In day-to-day operations using Epic, several scenarios commonly surface NPP-related questions:

Audit-readiness with Epic

When OCR or a state regulator audits a practice using Epic, expect the auditor to request:

What changed in the HHS February 2026 model

The HHS February 2026 final rule introduced several NPP content updates that affect every covered entity, including practices using Epic: clarified Right of Access language, updated breach-notification provisions, refined marketing-communication requirements, and explicit safeguards-against-AI language. Practices issuing or updating NPPs after February 16, 2026 should align to the new model. Epic's patient-portal infrastructure typically supports either model; the document content is the practice's responsibility.

More EHR & vendor guides

Athenahealth Provide AN Npp Cerner Oracle Provide AN Npp Charmhealth Provide AN Npp Drchrono Provide AN Npp Eclinicalworks Provide AN Npp Elation Health Provide AN Npp Greenway Health Provide AN Npp Jane App Provide AN Npp Kareo Provide AN Npp Meditech Provide AN Npp Nextgen Provide AN Npp Practice Fusion Provide AN Npp Simplepractice Provide AN Npp Tebra Provide AN Npp Theranest Provide AN Npp Therapynotes Provide AN Npp Valant Provide AN Npp Veradigm Allscripts Provide AN Npp

Generate a compliant NPP in 5 minutes

HHS Feb 2026 model · Part 2 SUD language · Section 1557 taglines · whether you're updating or starting fresh.

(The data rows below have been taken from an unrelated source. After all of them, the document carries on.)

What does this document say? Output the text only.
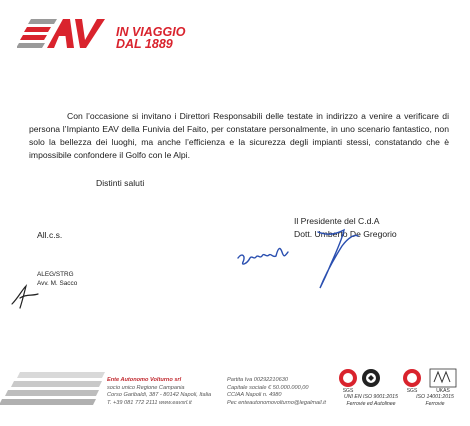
IN VIAGGIO
DAL 1889
Con l’occasione si invitano i Direttori Responsabili delle testate in indirizzo a venire a verificare di persona l’Impianto EAV della Funivia del Faito, per constatare personalmente, in uno scenario fantastico, non solo la bellezza dei luoghi, ma anche l’efficienza e la sicurezza degli impianti stessi, constatando che è impossibile confondere il Golfo con le Alpi.
Distinti saluti
Il Presidente del C.d.A
Dott. Umberto De Gregorio
All.c.s.
ALEG/STRG
Avv. M. Sacco
Ente Autonomo Volturno srl
socio unico Regione Campania
Corso Garibaldi, 387 - 80142 Napoli, Italia
T. +39 081 772 2111 www.eavsrl.it
Partita Iva 00292210630
Capitale sociale € 50.000.000,00
CCIAA Napoli n. 4980
Pec enteautonomovolturno@legalmail.it
SGS	SGS	UKAS
UNI EN ISO 9001:2015
Ferrovie ed Autolinee
ISO 14001:2015
Ferrovie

Update my existing NPP → Generate a new NPP →

No subscription · PDF + Word · Free watermarked preview · See sample →

Related: EHR & practice-management vendors

athenahealth Cerner / Oracle Health CharmHealth DrChrono eClinicalWorks Elation Health Greenway Health Jane App

Frequently Asked Questions

Does Epic provide a Notice of Privacy Practices?
No. Epic provides HIPAA-compliant infrastructure and signs a BAA on appropriate plans, but does not produce a HIPAA-compliant NPP. The NPP is the covered entity's responsibility under 45 CFR § 164.520.
Does Epic sign a BAA?
Yes, on appropriate enterprise/healthcare-tier plans. Epic licenses to enterprise customers (hospitals and large health systems). The BAA is part of the standard enterprise contract. Epic does not have a SaaS-tier or self-service onboarding; BAA execution happens during the implementation contract.
What's the cheapest way to get an NPP for my practice?
The HHS model notices are free and can be adapted manually, but they require you to fill in practice-specific fields (entity name, Privacy Officer, website, effective date) and add Part 2 SUD language if applicable. Tools like NPP Generator take the HHS model, capture practice information via a guided intake, and produce a formatted PDF and Word file for $49.
If I switch from Epic to another EHR, do I need to update my NPP?
Possibly. The NPP describes uses and disclosures; if changing EHR materially changes data flows or vendor relationships, the NPP may need updating. Re-distribute on material change.
Does HIPAA-compliant infrastructure satisfy the NPP requirement?
No. HIPAA-compliant data hosting, encryption, and audit logging are Security Rule safeguards. The NPP is a Privacy Rule requirement under § 164.520 — distinct and not satisfied by infrastructure.